Using 1.0.2 (or 1.1)

%flink
import org.apache.flink.ml.optimization.SimpleGradientDescent
import org.apache.flink.ml.optimization.LearningRateMethod
import org.apache.flink.ml.regression.MultipleLinearRegression
import org.apache.flink.ml.common.LabeledVector
import org.apache.flink.ml.math.DenseVector

val survival = env.readCsvFile[(String, String, String,
String)]("file:///home/trevor/gits/datasets/haberman/haberman.data")
val survivalLV = survival
.map{tuple =>
val list = tuple.productIterator.toList
val numList = list.map(_.asInstanceOf[String].toDouble)
LabeledVector(numList(3), DenseVector(numList.take(3).toArray))
}

val mlr_default = MultipleLinearRegression()
.setIterations(5)

mlr_default.fit(survivalLV)

val mse1 = mlr_default.squaredResidualSum(survivalLV).collect()
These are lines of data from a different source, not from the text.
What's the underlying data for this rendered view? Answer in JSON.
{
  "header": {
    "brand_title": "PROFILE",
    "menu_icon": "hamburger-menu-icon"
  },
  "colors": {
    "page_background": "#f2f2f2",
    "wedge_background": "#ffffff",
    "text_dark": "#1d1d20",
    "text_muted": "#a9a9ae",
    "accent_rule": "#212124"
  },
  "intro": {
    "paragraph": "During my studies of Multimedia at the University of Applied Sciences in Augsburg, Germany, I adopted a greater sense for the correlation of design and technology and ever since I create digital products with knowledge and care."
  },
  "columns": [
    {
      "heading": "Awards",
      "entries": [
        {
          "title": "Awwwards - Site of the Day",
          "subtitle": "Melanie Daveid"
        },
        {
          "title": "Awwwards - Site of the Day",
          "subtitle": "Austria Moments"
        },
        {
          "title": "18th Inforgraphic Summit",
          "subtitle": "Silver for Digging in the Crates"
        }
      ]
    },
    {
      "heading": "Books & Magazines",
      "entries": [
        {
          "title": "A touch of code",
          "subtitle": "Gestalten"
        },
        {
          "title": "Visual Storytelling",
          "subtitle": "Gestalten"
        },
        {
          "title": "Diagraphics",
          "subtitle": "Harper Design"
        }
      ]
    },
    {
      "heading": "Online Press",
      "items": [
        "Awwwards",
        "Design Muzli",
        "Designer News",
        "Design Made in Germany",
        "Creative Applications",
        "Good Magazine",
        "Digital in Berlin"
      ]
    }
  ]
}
val mlr_default = MultipleLinearRegression()
.setIterations(10)

mlr_default.fit(survivalLV)

val mse2 = mlr_default.squaredResidualSum(survivalLV).collect()
println(mse1 , mse2 )

Results in :

(Buffer(4.047910100612734E28),Buffer(2.6223205846507677E52))

Trevor Grant
Data Scientist
https://github.com/rawkintrevo
http://stackexchange.com/users/3002022/rawkintrevo
http://trevorgrant.org

*"Fortunate is he, who is able to know the causes of things." -Virgil*

Till Rohrmann

Re: Increasing MSE with additional iterations

Hi Trevor,

the multiple linear regression implementation is quite sensitive to the
initial learning rate. If the value is not set right, it might be the case
that the algorithm alternates between ever increasing values left and right
of the minimum. Could you try to set a smaller initial learning rate? If
the error should still persist, then we should file a JIRA issue for that.

Cheers,
Till

On Tue, May 3, 2016 at 4:58 PM, Trevor Grant <[hidden email]>
wrote:

> Is it just me or does MSE tend to increase with more iterations of Linear
> Regression?
>
> Using 1.0.2 (or 1.1)
>
> %flink
> import org.apache.flink.ml.optimization.SimpleGradientDescent
> import org.apache.flink.ml.optimization.LearningRateMethod
> import org.apache.flink.ml.regression.MultipleLinearRegression
> import org.apache.flink.ml.common.LabeledVector
> import org.apache.flink.ml.math.DenseVector
>
> val survival = env.readCsvFile[(String, String, String,
> String)]("file:///home/trevor/gits/datasets/haberman/haberman.data")
> val survivalLV = survival
> .map{tuple =>
> val list = tuple.productIterator.toList
> val numList = list.map(_.asInstanceOf[String].toDouble)
> LabeledVector(numList(3), DenseVector(numList.take(3).toArray))
> }
>
>
> val mlr_default = MultipleLinearRegression()
> .setIterations(5)
>
>
> mlr_default.fit(survivalLV)
>
> val mse1 = mlr_default.squaredResidualSum(survivalLV).collect()
>
>
> val mlr_default = MultipleLinearRegression()
> .setIterations(10)
>
> mlr_default.fit(survivalLV)
>
> val mse2 = mlr_default.squaredResidualSum(survivalLV).collect()
> println(mse1 , mse2 )
>
>
> Results in :
>
> (Buffer(4.047910100612734E28),Buffer(2.6223205846507677E52))
>
>
>
> Trevor Grant
> Data Scientist
> https://github.com/rawkintrevo
> http://stackexchange.com/users/3002022/rawkintrevo
> http://trevorgrant.org
>
> *"Fortunate is he, who is able to know the causes of things." -Virgil*
>